Carmelo Carbone e Massimo Guerra

L’addio di coach Massimo Guerra, ma soprattutto la ripresa degli allenamenti di tutti i gruppi del settore giovanile. L’Alfa Catania riparte dopo il lockdown, tornando a fronteggiare le proprie vicende societarie.

Dell’addio di Guerra parla il dg Carmelo Carbone.

E’ stata una sua scelta, i matrimoni si fanno sempre in due. Ha espresso il desiderio di avvicinarsi a casa e lo abbiamo accontentato. Il contratto non era ancora scaduto. La sua presenza a Catania – spiega Carbone – è stata senza dubbio positiva. Ha creato coinvolgimento, Guerra è un conoscitore della pallacanestro e nelle quasi due stagioni in cui ha collaborato con noi lo ha dimostrato”. 

L’Alfa ripartirà dalla C Silver?

Non abbiamo mai mancato agli impegni presi – dichiara Carbone – in questo momento comunque è difficile fare “proclami di normalità” considerato mancano le regole che riguardano il campionato siciliano, pur essendo uscite le DOA dei campionati regionali, e non c’è la possibilità di allenarsi regolarmente di squadra.
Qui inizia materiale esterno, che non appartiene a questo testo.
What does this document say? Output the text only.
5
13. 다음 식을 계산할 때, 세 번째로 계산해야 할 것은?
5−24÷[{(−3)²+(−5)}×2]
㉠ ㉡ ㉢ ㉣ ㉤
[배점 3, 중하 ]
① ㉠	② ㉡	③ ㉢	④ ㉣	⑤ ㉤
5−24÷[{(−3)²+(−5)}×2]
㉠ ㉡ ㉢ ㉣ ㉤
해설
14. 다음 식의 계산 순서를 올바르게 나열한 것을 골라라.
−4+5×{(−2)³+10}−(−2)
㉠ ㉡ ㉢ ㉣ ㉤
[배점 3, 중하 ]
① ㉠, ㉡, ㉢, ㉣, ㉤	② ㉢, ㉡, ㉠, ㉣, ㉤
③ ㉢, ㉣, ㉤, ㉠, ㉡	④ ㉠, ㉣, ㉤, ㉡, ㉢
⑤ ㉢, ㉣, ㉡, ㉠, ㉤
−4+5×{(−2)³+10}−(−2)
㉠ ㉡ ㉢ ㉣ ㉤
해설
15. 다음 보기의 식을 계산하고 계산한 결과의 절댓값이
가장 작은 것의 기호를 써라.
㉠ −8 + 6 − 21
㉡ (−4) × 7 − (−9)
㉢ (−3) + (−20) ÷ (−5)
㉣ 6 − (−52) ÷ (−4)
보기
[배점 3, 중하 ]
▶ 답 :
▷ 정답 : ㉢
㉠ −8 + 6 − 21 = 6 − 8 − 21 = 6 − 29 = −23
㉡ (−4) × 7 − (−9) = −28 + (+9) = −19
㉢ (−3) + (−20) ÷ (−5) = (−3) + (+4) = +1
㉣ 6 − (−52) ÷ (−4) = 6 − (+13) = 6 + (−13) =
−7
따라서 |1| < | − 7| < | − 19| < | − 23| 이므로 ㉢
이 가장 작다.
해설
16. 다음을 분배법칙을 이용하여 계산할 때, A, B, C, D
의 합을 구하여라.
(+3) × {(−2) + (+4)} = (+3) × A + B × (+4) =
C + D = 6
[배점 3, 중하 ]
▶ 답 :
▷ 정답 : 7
Ripartiremo dai nostri ragazzi che erano primi in classifica in coabitazione con Ragusa prima dello stop. Cercheremo di confermare più atleti possibili e di fare la nostra attività come l’abbiamo sempre fatta”.

Chi sostituirà Guerra in panchina?

Abbiamo dei tecnici fatti in casa che alcuni risultati li hanno già ottenuti“.

Sono ripartiti gli allenamenti delle giovanili, come sta andando?

Hanno ripreso ad allenarsi tutti i gruppi AlfaCus, dall’U13 all’U18, divisi in raggruppamenti da otto per metà campo. Non possono passarsi la palla, ma fare preparazione atletica e allenamenti individuali. I ragazzi hanno sempre voglia di fare l’1vs1 o il 3vs3, quindi serve stimolare l’agonismo con altre soluzioni di allenamento“.

Come sta lo staff allenatori AlfaCus?

Erano felici di tornare in campo e rivedere i ragazzi nonostante questa “nuova normalità”. La possibilità stessa di tornare ad allenare va considerato comunque una cosa positiva. Questa prima trance di allenamenti la faremo fino ai primi di luglio, poi con il problema campi, con il Leonardo per ora escluso, decideremo in seguito se continuare al Cus“.

Che tipo di lavori interesseranno il Leonardo da Vinci?

Ad inizio mese dovevano iniziare i lavori di realizzazione del parquet, sono sostenuti dall’Istituto. Speriamo vengano conclusi prima di settembre. Il Leonardo da Vinci rimarrà comunque la casa dell’Alfa Basket Catania“.